CP Kelco argues that the Trade Court exceeded its authority by directing Commerce to use the Thai Fermentation statements to calculate surrogate financial ratios rather than review the determination for substantial evidence. Appellant‘s Br. 18. It contends that Commerce provided a reasoned explanation as to why the Thai Ajinomoto statement should be used, id. at 19, and that Commerce‘s reliance in its Fourth Remand Redetermination on Thai Fermentation‘s partially translated statements to calculate dumping margins is unreasonable, unsupported by substantial evidence, and is otherwise not in accordance with law, id. at 23–26. Fufeng responds that the Trade Court properly ordered Commerce to use Thai Fermentation data after it repeatedly failed to conduct the comparison required by the substantial evidence and best available information standards that would be required to use the Thai Ajinomoto data. Appellees’ Br. 49–50. It contends that Commerce, each time, gave short shrift to the Thai Fermentation statements, because they were missing two untranslated paragraphs, yet chose to use Thai Ajinomoto‘s subsidy-distorted data. Id. at 34–35.

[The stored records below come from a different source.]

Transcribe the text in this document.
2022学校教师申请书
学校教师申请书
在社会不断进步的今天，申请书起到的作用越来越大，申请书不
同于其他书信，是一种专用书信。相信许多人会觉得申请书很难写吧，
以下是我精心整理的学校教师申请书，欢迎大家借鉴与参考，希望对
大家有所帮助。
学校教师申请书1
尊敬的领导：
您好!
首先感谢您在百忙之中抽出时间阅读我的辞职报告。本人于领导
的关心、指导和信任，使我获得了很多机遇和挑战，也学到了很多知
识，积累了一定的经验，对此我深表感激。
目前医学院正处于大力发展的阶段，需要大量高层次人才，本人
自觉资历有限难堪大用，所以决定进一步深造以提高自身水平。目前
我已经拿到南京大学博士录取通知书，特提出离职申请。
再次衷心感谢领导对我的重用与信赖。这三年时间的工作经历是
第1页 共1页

At least as of this third redetermination by Commerce where it determined that the missing information in the untranslated financial statement was vital information and of “critical importance,” Commerce had adequately explained the reasoning underlying its decision to use the Thai Ajinomoto financial statements rather than the Thai Fermentation financial statements. To be clear, we do not decide today whether Commerce must accept or refuse a partial translation of financial statements in every case, or that it is required to do so. But we are satisfied that here, with its third redetermination, Commerce sufficiently explained its reason for choosing between two flawed financial statements. We therefore reinstate Commerce‘s decision to use the Thai Ajinomoto financial statements to calculate the surrogate financial ratios.
CONCLUSION
For the foregoing reasons, we affirm the Trade Court‘s decision sustaining Commerce‘s treatment of X. Campestris as an asset rather than a direct material input. We reverse its decision sustaining Commerce‘s use of the Thai Fermentation financial statements and reinstate Commerce‘s determination to use the Thai Ajinomoto financial statements to calculate the surrogate financial ratios. We have considered the parties’ remaining arguments and find them unpersuasive.
AFFIRMED-IN-PART AND REVERSED-IN-PART
COSTS
Each party shall bear its own costs.